Delapan kecerdasan atau
yang lebih dikenal istilah kecerdasan jamak
(multiple intelligences) ini merupakan pengembangan dari kecerdasan
otak, emosional dan spiritual. Kecerdasan jamak atau majemuk pada saat ada yang
menggolongkan dalam delapan jenis yaitu kecerdasan linguistik,
logika-matematika, spasial, kinestetik tubuh, musikal, interpersonal,
intrapersonal dan naturalis.
Oleh karena itu, saat
buah hati kita sedang mengekspresikan bakat dan potensinya, kita sebagai orang
tua bertanggung jawab untuk mengajarkan dan melatihkan bagaimana proses kecerdasan
itu terbentuk dengan baik.
Selama ini, yang namanya
“kecerdasan” senantiasa dikonotasikan dengan Kecerdasan Intelektual” atau yang
lazim dikenal sebagai IQ saja (Intelligence Quotient).

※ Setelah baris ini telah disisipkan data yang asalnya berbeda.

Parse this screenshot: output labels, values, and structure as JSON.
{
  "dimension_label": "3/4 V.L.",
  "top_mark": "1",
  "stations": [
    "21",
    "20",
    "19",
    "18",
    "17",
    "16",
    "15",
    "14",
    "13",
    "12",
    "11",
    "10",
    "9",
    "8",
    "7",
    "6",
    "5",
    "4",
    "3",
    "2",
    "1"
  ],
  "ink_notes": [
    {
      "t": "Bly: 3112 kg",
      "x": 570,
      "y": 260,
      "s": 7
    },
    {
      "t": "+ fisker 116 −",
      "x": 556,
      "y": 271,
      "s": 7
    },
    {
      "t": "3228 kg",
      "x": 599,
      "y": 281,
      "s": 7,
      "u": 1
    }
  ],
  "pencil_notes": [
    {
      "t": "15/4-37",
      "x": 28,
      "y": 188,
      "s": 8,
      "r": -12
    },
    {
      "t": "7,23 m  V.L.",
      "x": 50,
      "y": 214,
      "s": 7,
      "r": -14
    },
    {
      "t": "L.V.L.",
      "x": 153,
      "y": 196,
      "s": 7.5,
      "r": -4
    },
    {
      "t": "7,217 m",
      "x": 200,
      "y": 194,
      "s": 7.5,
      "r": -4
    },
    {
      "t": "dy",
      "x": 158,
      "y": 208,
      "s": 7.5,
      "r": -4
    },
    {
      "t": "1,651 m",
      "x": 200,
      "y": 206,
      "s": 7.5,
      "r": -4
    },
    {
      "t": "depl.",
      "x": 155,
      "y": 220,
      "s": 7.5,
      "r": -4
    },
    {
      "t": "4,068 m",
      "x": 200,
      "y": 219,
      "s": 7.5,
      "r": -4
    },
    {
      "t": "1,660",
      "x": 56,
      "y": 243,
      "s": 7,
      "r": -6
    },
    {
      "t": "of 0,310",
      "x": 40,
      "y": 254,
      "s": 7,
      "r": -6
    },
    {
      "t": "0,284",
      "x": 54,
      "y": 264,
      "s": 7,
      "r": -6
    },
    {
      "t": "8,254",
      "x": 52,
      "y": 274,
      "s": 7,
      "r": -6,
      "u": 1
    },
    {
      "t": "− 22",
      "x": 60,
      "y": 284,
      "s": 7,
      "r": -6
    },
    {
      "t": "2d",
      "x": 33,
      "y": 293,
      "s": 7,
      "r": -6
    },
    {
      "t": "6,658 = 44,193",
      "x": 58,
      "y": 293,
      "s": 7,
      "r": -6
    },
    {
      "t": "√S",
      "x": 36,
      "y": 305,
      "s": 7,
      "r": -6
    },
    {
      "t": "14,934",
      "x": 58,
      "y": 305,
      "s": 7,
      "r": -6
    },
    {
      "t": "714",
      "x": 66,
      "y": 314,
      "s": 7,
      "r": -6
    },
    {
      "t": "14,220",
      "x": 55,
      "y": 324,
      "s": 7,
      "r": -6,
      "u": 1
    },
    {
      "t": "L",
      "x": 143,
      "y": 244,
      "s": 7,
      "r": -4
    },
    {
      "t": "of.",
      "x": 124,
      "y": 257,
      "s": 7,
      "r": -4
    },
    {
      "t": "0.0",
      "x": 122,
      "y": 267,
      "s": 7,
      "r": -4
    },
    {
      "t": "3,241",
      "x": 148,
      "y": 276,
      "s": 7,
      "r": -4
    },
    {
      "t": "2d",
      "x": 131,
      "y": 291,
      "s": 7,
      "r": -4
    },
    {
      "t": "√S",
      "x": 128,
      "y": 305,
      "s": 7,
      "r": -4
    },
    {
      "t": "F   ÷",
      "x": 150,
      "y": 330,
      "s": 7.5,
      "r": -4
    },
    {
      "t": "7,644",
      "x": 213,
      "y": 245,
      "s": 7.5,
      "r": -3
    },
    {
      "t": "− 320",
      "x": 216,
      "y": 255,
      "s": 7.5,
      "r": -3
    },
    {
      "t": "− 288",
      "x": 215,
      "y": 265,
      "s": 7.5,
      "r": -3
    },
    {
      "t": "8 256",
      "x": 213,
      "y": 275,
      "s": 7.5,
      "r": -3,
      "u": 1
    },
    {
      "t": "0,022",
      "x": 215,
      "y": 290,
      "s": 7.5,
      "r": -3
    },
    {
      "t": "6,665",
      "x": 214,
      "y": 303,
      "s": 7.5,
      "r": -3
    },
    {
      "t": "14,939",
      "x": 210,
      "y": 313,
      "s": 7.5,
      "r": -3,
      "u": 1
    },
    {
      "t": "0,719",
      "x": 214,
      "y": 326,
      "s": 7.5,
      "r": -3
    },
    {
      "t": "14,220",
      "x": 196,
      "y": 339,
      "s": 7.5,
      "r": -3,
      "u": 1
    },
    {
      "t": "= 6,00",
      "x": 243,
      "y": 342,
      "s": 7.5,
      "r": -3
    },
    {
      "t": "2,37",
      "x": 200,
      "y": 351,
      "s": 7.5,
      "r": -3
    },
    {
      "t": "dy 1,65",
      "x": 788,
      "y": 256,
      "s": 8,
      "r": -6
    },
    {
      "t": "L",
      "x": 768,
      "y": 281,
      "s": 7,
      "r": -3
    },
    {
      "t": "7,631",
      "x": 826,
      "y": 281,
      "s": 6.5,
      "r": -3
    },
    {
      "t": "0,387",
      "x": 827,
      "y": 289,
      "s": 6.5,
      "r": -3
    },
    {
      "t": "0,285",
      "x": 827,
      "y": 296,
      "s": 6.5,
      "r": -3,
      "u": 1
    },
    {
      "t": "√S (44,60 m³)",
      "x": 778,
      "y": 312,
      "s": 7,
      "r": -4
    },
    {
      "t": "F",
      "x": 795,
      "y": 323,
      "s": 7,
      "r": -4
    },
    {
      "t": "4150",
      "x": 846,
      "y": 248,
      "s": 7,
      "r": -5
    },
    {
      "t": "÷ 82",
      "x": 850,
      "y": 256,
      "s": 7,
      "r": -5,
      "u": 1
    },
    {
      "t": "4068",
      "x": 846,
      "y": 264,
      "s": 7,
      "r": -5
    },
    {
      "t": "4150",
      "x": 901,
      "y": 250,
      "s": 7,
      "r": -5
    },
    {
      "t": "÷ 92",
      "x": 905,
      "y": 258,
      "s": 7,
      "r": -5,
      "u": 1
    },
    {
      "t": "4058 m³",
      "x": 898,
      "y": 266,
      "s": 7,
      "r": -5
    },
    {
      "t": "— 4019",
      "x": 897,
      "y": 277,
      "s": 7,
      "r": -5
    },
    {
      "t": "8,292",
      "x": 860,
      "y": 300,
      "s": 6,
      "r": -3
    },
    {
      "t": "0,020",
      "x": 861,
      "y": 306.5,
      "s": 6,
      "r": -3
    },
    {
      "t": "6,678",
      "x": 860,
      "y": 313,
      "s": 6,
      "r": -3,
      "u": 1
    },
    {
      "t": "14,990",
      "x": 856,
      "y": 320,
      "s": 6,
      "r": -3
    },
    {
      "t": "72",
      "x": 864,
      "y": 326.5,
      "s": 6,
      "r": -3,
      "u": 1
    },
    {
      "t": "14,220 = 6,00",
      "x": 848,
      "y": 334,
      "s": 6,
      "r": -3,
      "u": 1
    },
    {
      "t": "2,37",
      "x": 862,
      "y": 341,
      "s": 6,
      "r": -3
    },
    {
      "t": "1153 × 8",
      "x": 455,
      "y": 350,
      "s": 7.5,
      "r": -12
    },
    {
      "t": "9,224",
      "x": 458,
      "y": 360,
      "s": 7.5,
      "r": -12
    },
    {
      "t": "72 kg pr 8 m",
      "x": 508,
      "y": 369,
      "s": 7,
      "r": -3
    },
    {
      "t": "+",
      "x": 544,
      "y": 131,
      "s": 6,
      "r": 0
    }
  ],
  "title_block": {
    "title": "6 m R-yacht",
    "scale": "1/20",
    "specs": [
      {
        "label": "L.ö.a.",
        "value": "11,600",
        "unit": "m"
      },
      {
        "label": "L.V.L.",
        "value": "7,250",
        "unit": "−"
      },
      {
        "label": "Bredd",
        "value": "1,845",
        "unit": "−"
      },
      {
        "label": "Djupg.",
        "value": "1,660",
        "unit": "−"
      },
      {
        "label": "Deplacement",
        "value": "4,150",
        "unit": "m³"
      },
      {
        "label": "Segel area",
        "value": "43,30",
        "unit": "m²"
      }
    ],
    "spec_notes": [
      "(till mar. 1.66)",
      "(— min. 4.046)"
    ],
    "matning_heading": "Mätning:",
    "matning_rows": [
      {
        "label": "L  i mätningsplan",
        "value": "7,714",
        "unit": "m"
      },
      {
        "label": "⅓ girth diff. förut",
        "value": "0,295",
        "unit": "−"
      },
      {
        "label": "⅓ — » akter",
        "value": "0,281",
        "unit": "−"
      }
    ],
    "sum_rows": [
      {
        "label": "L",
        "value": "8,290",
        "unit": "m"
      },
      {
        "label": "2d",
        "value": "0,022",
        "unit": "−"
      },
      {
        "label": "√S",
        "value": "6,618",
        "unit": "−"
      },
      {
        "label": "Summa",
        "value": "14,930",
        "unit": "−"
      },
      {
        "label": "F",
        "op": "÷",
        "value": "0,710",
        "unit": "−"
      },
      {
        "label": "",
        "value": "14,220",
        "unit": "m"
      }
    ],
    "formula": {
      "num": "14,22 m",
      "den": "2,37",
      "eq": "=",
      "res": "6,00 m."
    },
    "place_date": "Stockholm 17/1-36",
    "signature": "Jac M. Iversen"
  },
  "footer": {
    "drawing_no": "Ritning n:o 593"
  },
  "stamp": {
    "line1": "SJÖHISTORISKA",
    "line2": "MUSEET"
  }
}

Namun pada saat ini,
anggapan bahwa kecerdasan manusia hanya tertumpu pada dimensi intelektual saja
sudah tidak berlaku lagi. Selain IQ, manusia juga masih memiliki dimensi
kecerdasan lainnya, diantaranya yaitu
Kecerdasan Emosional atau EQ (Emotional Quotient) dan Kecerdasan Spiritual
atau SQ (Spiritual Quotient).
Pada edisi ini, kami
akan mengulas sebuah metode yang kami coba terapkan di Rumah Belajar Pandawa,
metode pendekatan ESQ Power. Pendidikan
ESQ merupakan upaya pengembangan kepribadian anak. Kebutuhan pendidikan anak tidak
sekedar menjejali dengan pengetahuan semata, tetapi juga aplikasi kemanfaatan
bagi kehidupan yang bermakna dengan mengaktualisasikan potensi diri sebaik
mungkin di tengah peradaban yang terus berkembang.
Hal ini merupakan
tanggung jawab pendidik (orang tua dan pengajar) untuk mentransformasikan
nilai-nilai kecerdasan emosional dan spiritual dengan pola asuh yang tepat
sesuai tingkat kematangan anak dengan melalui pembiasaan, keteladanan dan
penciptaan lingkungan yang kondusif sehingga menjadi manusia yang cerdas secara
emosional (EQ) yaitu kecerdasan kalbu yang berkaitan dengan pengendalian
nafsu-nafsu impulsif dan agresif dan cerdas spiritualnya (SQ), yaitu kecerdasan
untuk menempatkan perilaku dan hidup dalam konteks makna dan nilai.
Mendidik dan mengajar
sesungguhnya bermaksud untuk memberikan pengetahuan dan kecakapan untuk hidup. Maka caranya tidak
boleh keluar dari adat istiadat kehidupan. Mari kita belajar dari tokoh
pendidikan nasional Ki Hajar Dewantoro, dari konsep pendidikan yang diajarkan
di taman siswa, patutnya menjadi inspirasi bagi Rumah Belajar Pandawa.
Patut dipahami oleh kita
semua, bahwa pola pendidikan pada generasi kita apakah masih menjadikan IQ
(Intelligence Quotient) sebagai satu-satunya tolok ukur kecerdasan yang juga
sering dijadikan parameter keberhasilan manusia. Semua orang tua berharap agar
buah hatinya bisa berhasil, tidak hanya dengan nilai baik serta mendapat juara namun dibarengin juga dengan pola yang benar.
Tak ada artinya trophy
kejuaraan berjejer di ruang tamu jika akhirnya tidak sukses hidup. Rata-rata mereka
yang berhasil bukan yang bisa menulis halus dengan tata bahasa yang benar,
tetapi mereka yang berani menyampaikan
gagasannya. Mereka yang berhasil bukan
yang IQ tinggi (otaknya jenius), tetapi
merekalah yang mempunyai kepribadian baik.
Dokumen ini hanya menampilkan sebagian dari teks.